İnsanın alaka kuran bir varlık olduğu üzerine konuşurken birbirimize duyduğumuz, ihtiyaç ve birliktelikten söz ettik. Medeniyetlerden söz ederken ise, büyük medeniyetlerin şehirlerde kurulmasına rağmen, bu hızlı aydınlanmanın beraberinde hızlı bir bozulma getirdiği üzerine konuştuk. Burada konuya istinaden İsmet Özel’in Esenlik Bildirisi’nden bir dizeyi dile getirdik:

“Önemli olan kötülerin çokluğu değil iyilerin vazifelerini unutmamasıdır.”

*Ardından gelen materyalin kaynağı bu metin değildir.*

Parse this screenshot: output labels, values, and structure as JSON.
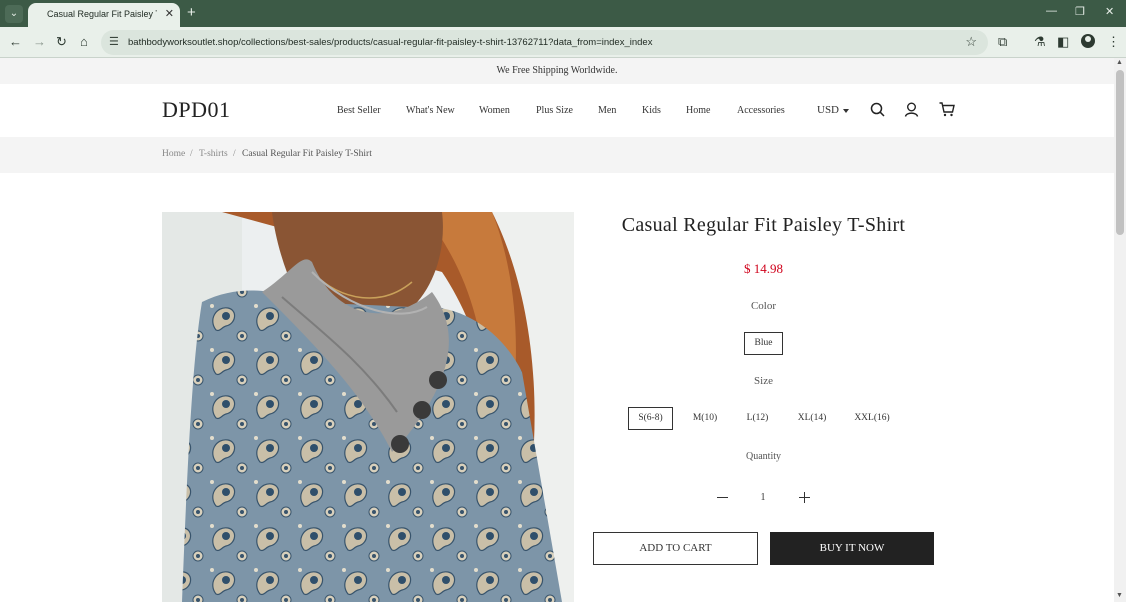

Varlık felsefesinin devam eden kısmında tevhit inancından, Allah’ı (cc) tenzih ve teşbihten bahsettik. Gördüklerimizin, tabiattakilerin O (c.c.) olmadığını, O’nun münezzehliğini, yani “tenzih” kavramını konuştuk. Ardından bütün yaratılanın O’ndan izler taşıdığını ve bu yüzden değerli olduğunu söyleyerek “teşbih” kavramına değindik. Bu manada, tenzih ile insanın yalnızca Allah’a kul olacağını ve asla köle olmayacağını; teşbih ile ise insanın hiçbir yaratılmışı köleleştiremeyeceğini, bu yüzden de bütün yaratılmışa saygı, edep ve güzellikle yaklaşması gerektiğini vurguladık.

İnsanın yaratılışından konuşurken insanın asli fıtratının iyi olduğunu, vicdanın iyi ve kötü olanı bildiğini, önemli olanın ise vicdanı kapatmamak, onu dinlemek gerektiğini söyledik.

Hamilik Okulu’na “Merhaba!” diyecek yeni arkadaşlarımız ile gelecek MBK’larda görüşmek üzere.